While this may be a 7 per cent uplift, it is far less than individual global cities, such as Paris, which is expecting 18,000 rooms, and London with a projected 15,000 rooms for the same period.
“After holding flat during the pandemic, rents are lifting as the majority of PBSA buildings operate at or near full occupancy,” Dyer said.
“Our tracking of advertised rents across the major providers indicates they have risen 27 per cent from their pre-Covid levels nationally.”
He said Brisbane led the growth, with Melbourne recording the lowest rate of growth of the three major capital cities, likely reflecting the city’s bigger stock of beds.
That rental growth is part of the appeal for MaxCap.
“We see the sector’s ability to be able to regularly reset rents, whilst maintaining high occupancy rates, as being highly advantageous” Hulett told the round-table meeting.
“The sector is unique in the fact it is underpinned by Australia’s globally recognised higher education sector and provides a dynamic income profile that investors are looking for.”
Student visas granted outside Australia
In October last year MaxCap announced it had teamed up with Australian Unity and student accommodation operator UniLodge, with plans to develop a $1-billion portfolio of student facilities.
The partnership began with a site at Wellington Street, Perth, that will deliver 732 beds in a $108 million tower, near Edith Cowan University’s new city campus.
Australian Unity previously partnered with UniLodge—the country’s biggest operator of student accommodation—in 2021 to create the 695-bed Lady Lamington student accommodation buildings at Herston Quarter in inner Brisbane.

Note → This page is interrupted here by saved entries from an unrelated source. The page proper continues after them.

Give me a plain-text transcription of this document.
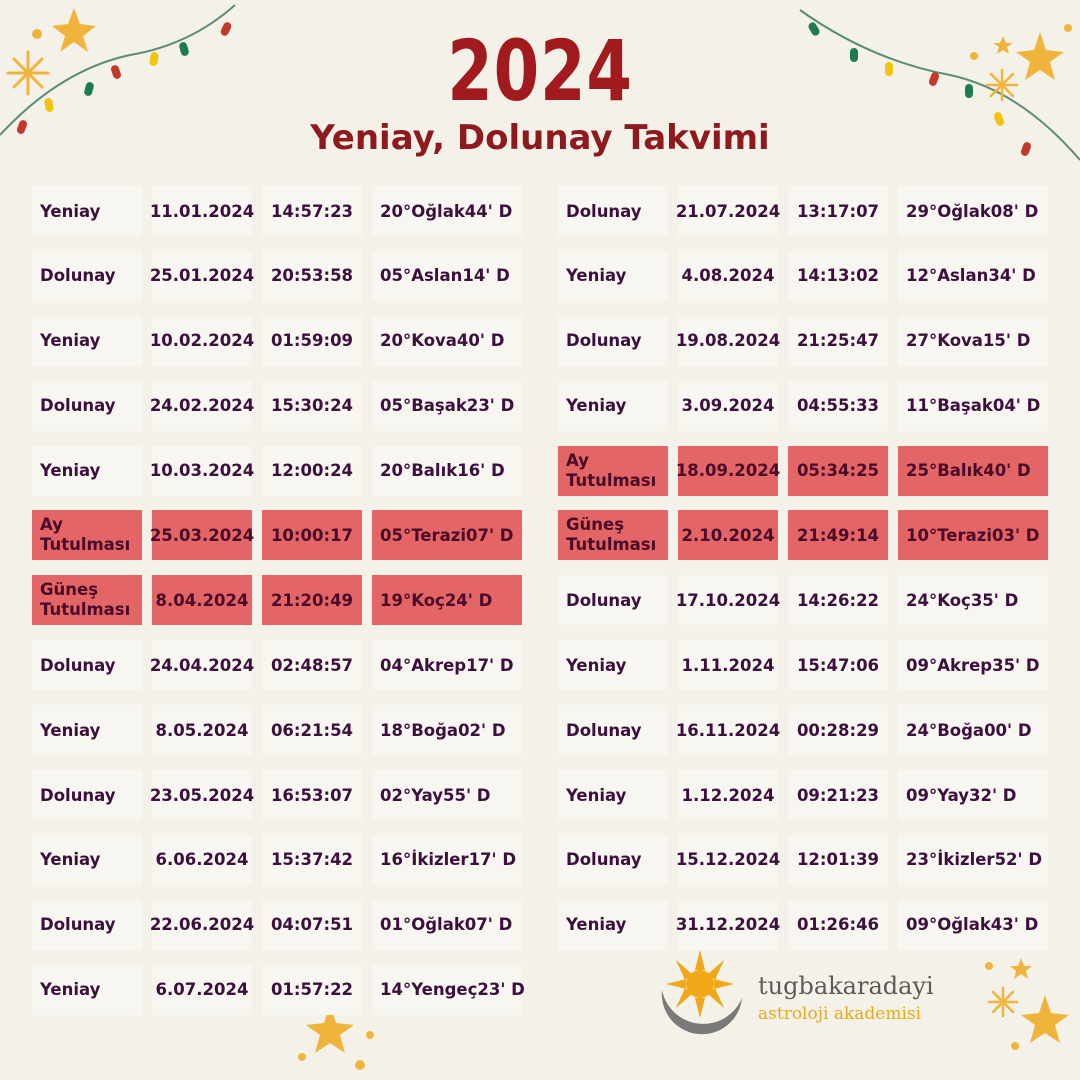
2024
Yeniay, Dolunay Takvimi
Yeniay	11.01.2024	14:57:23	20°Oğlak44' D
Dolunay	25.01.2024	20:53:58	05°Aslan14' D
Yeniay	10.02.2024	01:59:09	20°Kova40' D
Dolunay	24.02.2024	15:30:24	05°Başak23' D
Yeniay	10.03.2024	12:00:24	20°Balık16' D
Ay Tutulması	25.03.2024	10:00:17	05°Terazi07' D
Güneş Tutulması	8.04.2024	21:20:49	19°Koç24' D
Dolunay	24.04.2024	02:48:57	04°Akrep17' D
Yeniay	8.05.2024	06:21:54	18°Boğa02' D
Dolunay	23.05.2024	16:53:07	02°Yay55' D
Yeniay	6.06.2024	15:37:42	16°İkizler17' D
Dolunay	22.06.2024	04:07:51	01°Oğlak07' D
Yeniay	6.07.2024	01:57:22	14°Yengeç23' D
Dolunay	21.07.2024	13:17:07	29°Oğlak08' D
Yeniay	4.08.2024	14:13:02	12°Aslan34' D
Dolunay	19.08.2024	21:25:47	27°Kova15' D
Yeniay	3.09.2024	04:55:33	11°Başak04' D
Ay Tutulması	18.09.2024	05:34:25	25°Balık40' D
Güneş Tutulması	2.10.2024	21:49:14	10°Terazi03' D
Dolunay	17.10.2024	14:26:22	24°Koç35' D
Yeniay	1.11.2024	15:47:06	09°Akrep35' D
Dolunay	16.11.2024	00:28:29	24°Boğa00' D
Yeniay	1.12.2024	09:21:23	09°Yay32' D
Dolunay	15.12.2024	12:01:39	23°İkizler52' D
Yeniay	31.12.2024	01:26:46	09°Oğlak43' D
tugbakaradayi
astroloji akademisi
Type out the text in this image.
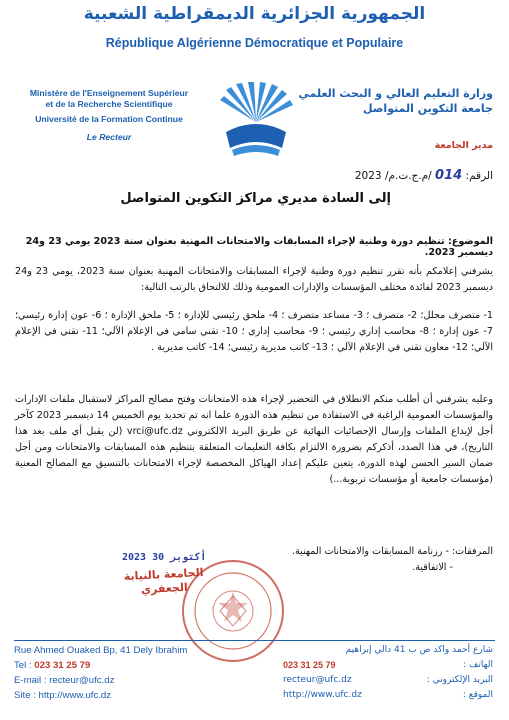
الجمهورية الجزائرية الديمقراطية الشعبية
République Algérienne Démocratique et Populaire
Ministère de l'Enseignement Supérieur
et de la Recherche Scientifique
Université de la Formation Continue
Le Recteur
وزارة التعليم العالي و البحث العلمي
جامعة التكوين المتواصل
مدير الجامعة
الرقم: 014 /م.ج.ت.م/ 2023
إلى السادة مديري مراكز التكوين المتواصل
الموضوع: تنظيم دورة وطنية لإجراء المسابقات والامتحانات المهنية بعنوان سنة 2023 يومي 23 و24 ديسمبر 2023.
يشرفني إعلامكم بأنه تقرر تنظيم دورة وطنية لإجراء المسابقات والامتحانات المهنية بعنوان سنة 2023، يومي 23 و24 ديسمبر 2023 لفائدة مختلف المؤسسات والإدارات العمومية وذلك للالتحاق بالرتب التالية:
1- متصرف محلل؛ 2- متصرف ؛ 3- مساعد متصرف ؛ 4- ملحق رئيسي للإدارة ؛ 5- ملحق الإدارة ؛ 6- عون إدارة رئيسي؛ 7- عون إدارة ؛ 8- محاسب إداري رئيسي ؛ 9- محاسب إداري ؛ 10- تقني سامي في الإعلام الآلي؛ 11- تقني في الإعلام الآلي؛ 12- معاون تقني في الإعلام الآلي ؛ 13- كاتب مديرية رئيسي؛ 14- كاتب مديرية .
وعليه يشرفني أن أطلب منكم الانطلاق في التحضير لإجراء هذه الامتحانات وفتح مصالح المراكز لاستقبال ملفات الإدارات والمؤسسات العمومية الراغبة في الاستفادة من تنظيم هذه الدورة علما انه تم تحديد يوم الخميس 14 ديسمبر 2023 كآخر أجل لإيداع الملفات وإرسال الإحصائيات النهائية عن طريق البريد الالكتروني vrci@ufc.dz (لن يقبل أي ملف بعد هذا التاريخ)، في هذا الصدد، أذكركم بضرورة الالتزام بكافة التعليمات المتعلقة بتنظيم هذه المسابقات والامتحانات ومن أجل ضمان السير الحسن لهذه الدورة، يتعين عليكم إعداد الهياكل المخصصة لإجراء الامتحانات بالتنسيق مع المصالح المعنية (مؤسسات جامعية أو مؤسسات تربوية...)
المرفقات: - رزنامة المسابقات والامتحانات المهنية.
- الاتفاقية.
2023 أكتوبر 30
الجامعة بالنيابة
الجعفري
Rue Ahmed Ouaked Bp, 41 Dely Ibrahim
Tel : 023 31 25 79
E-mail : recteur@ufc.dz
Site : http://www.ufc.dz
شارع أحمد واكد ص ب 41 دالي إبراهيم
الهاتف :
023 31 25 79
البريد الإلكتروني :
recteur@ufc.dz
الموقع :
http://www.ufc.dz
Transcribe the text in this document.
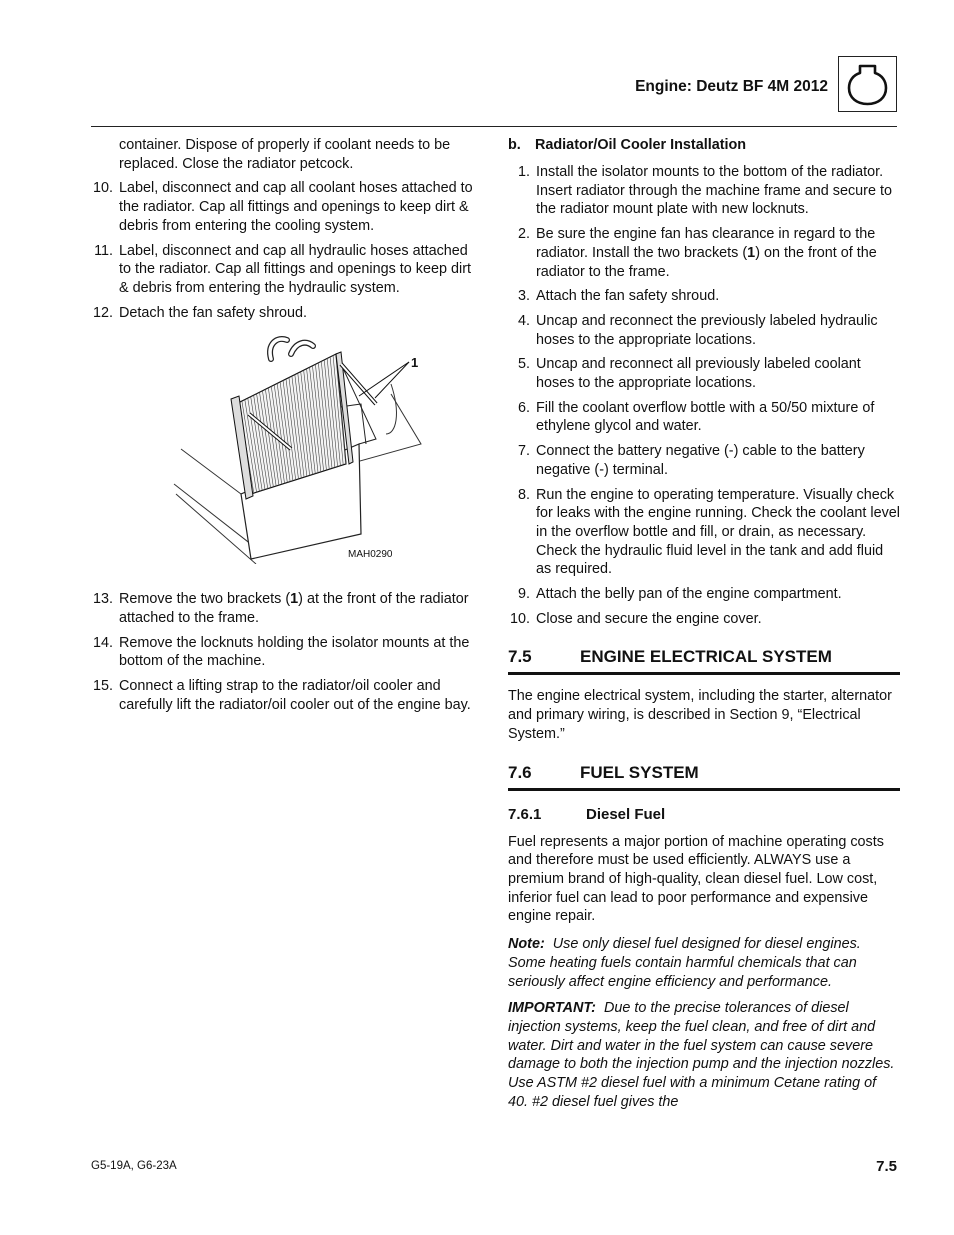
Engine: Deutz BF 4M 2012
container. Dispose of properly if coolant needs to be replaced. Close the radiator petcock.
10. Label, disconnect and cap all coolant hoses attached to the radiator. Cap all fittings and openings to keep dirt & debris from entering the cooling system.
11. Label, disconnect and cap all hydraulic hoses attached to the radiator. Cap all fittings and openings to keep dirt & debris from entering the hydraulic system.
12. Detach the fan safety shroud.
1
MAH0290
13. Remove the two brackets (1) at the front of the radiator attached to the frame.
14. Remove the locknuts holding the isolator mounts at the bottom of the machine.
15. Connect a lifting strap to the radiator/oil cooler and carefully lift the radiator/oil cooler out of the engine bay.
b. Radiator/Oil Cooler Installation
1. Install the isolator mounts to the bottom of the radiator. Insert radiator through the machine frame and secure to the radiator mount plate with new locknuts.
2. Be sure the engine fan has clearance in regard to the radiator. Install the two brackets (1) on the front of the radiator to the frame.
3. Attach the fan safety shroud.
4. Uncap and reconnect the previously labeled hydraulic hoses to the appropriate locations.
5. Uncap and reconnect all previously labeled coolant hoses to the appropriate locations.
6. Fill the coolant overflow bottle with a 50/50 mixture of ethylene glycol and water.
7. Connect the battery negative (-) cable to the battery negative (-) terminal.
8. Run the engine to operating temperature. Visually check for leaks with the engine running. Check the coolant level in the overflow bottle and fill, or drain, as necessary. Check the hydraulic fluid level in the tank and add fluid as required.
9. Attach the belly pan of the engine compartment.
10. Close and secure the engine cover.
7.5	ENGINE ELECTRICAL SYSTEM

The engine electrical system, including the starter, alternator and primary wiring, is described in Section 9, “Electrical System.”

7.6	FUEL SYSTEM
7.6.1	Diesel Fuel

Fuel represents a major portion of machine operating costs and therefore must be used efficiently. ALWAYS use a premium brand of high-quality, clean diesel fuel. Low cost, inferior fuel can lead to poor performance and expensive engine repair.

Note: Use only diesel fuel designed for diesel engines. Some heating fuels contain harmful chemicals that can seriously affect engine efficiency and performance.

IMPORTANT: Due to the precise tolerances of diesel injection systems, keep the fuel clean, and free of dirt and water. Dirt and water in the fuel system can cause severe damage to both the injection pump and the injection nozzles. Use ASTM #2 diesel fuel with a minimum Cetane rating of 40. #2 diesel fuel gives the

G5-19A, G6-23A	7.5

Australian Unity’s executive general manager—social infrastructure, Ryan Banting said the driver behind that decision was local area economics, with a product that was purpose designed, and built, to appeal to a particular subset of the student market.
“We acknowledge that education ranks fourth in terms of economic importance to Australia, accounting for around 6 per cent of our exports, and meeting this need with purpose-designed, timely delivered assets is key to a successful development,” he told the group.
“Early procurement and a bias not to be as reliant on offshore supply chains is important for our development decision-making.
“When engaging with the construction market we’re looking for builders that are able to demonstrate efficient procurement, or guarantee supply, as a way to deliver assets according to program.”
Australian Unity, MaxCap and UniLodge are not the only partnership eyeing strong demand for student accommodation.
In June last year the multi-national construction and real estate giant Lendlease unveiled plans for the urban renewal project at Queen Victoria Markets, in Melbourne.
That will include a 28-storey commercial building, 560 build-to-rent apartments with an affordable housing element, and an 1100-bed student accommodation building to be developed by PBSA provider Scape.
While the bulk of the new student beds are being developed by private operators, Oxford Economics’ Dyer said there were signs universities were also gradually returning to the market.
Eight months ago, the University of NSW announced it was partnering with Iglu to develop 1066 apartments across five buildings on 1ha of university-owned land across the road from its Kensington campus in Sydney.
MaxCap’s Hulett said, “Persistent demand is outpacing supply and is doing so in a fragmented sector that has been under-represented by institutional investment over previous cycles. That is where our opportunity lies”.